A great example is the one we talked about in Mass Effect Andromeda just two days ago. The main character breaks their helmet twice. The first time the problem is quickly and easily fixed and the second time it’s a dire life-or-death situation. People get distracted arguing about what the technology can and can’t do, or how big the crack was, but that’s not really the source of the problem. These two scenes caused confusion because they created an expectation in the minds of the audience that the first scene was the set-up for the second. The fact that so many people had a problem with this scene shows that the writer’s intentions weren’t being properly conveyed. That’s sloppy work, and the writer should have anticipated the audience expectations and made allowances for them. (Or, you know, cut the first scene since it’s not required by the story.)
I have this sneaking suspicion that all of this debating over plot holes is based on the residual bitterness over The Last Jedi. Willems was a huge fan, and a lot of his critics responded to his video on plot holes with digs like, “Pfft. What do you expect from someone who liked The Last Jedi?” The movie was pretty divisive and some culture-war baggage got dragged into the analysis.

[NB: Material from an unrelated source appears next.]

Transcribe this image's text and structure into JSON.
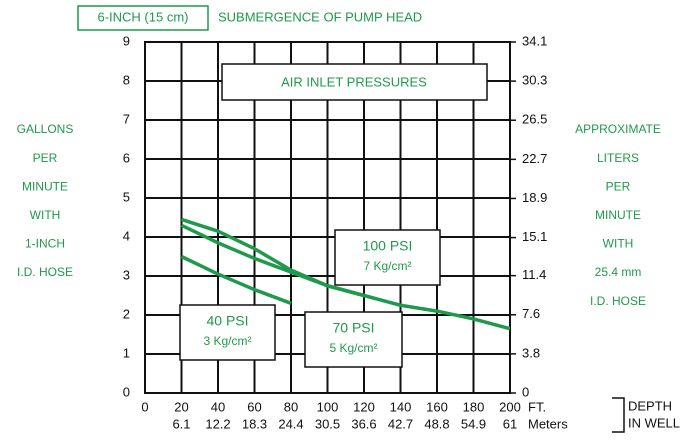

A lot of the criticisms of TLJ focused on supposed plot holes. I think that’s really unfortunate, and maybe the culture war is polarizing people into untenable positions of “plot holes instantly invalidate a movie” and “logic is for losers”. I plan to do a long-form analysis on The Last Jedi at some point, so we can come back to this topic later.
Whatever the root of the problem is, I’d like to see this debate move in a more healthy direction. I believe strongly that craft matters. We should celebrate creators that can get the audience to buy-in rather than condemning the members of the audience who don’t. At the same time, it’s good to remember that movies are not logic puzzles, and there’s a big difference between something that broke your immersion in the theater and an inconsistency pointed out by some rando in a Reddit thread a week later.
 I’m not suggesting that FCH and I were REMOTELY the first people to tackle this. This debate is ancient.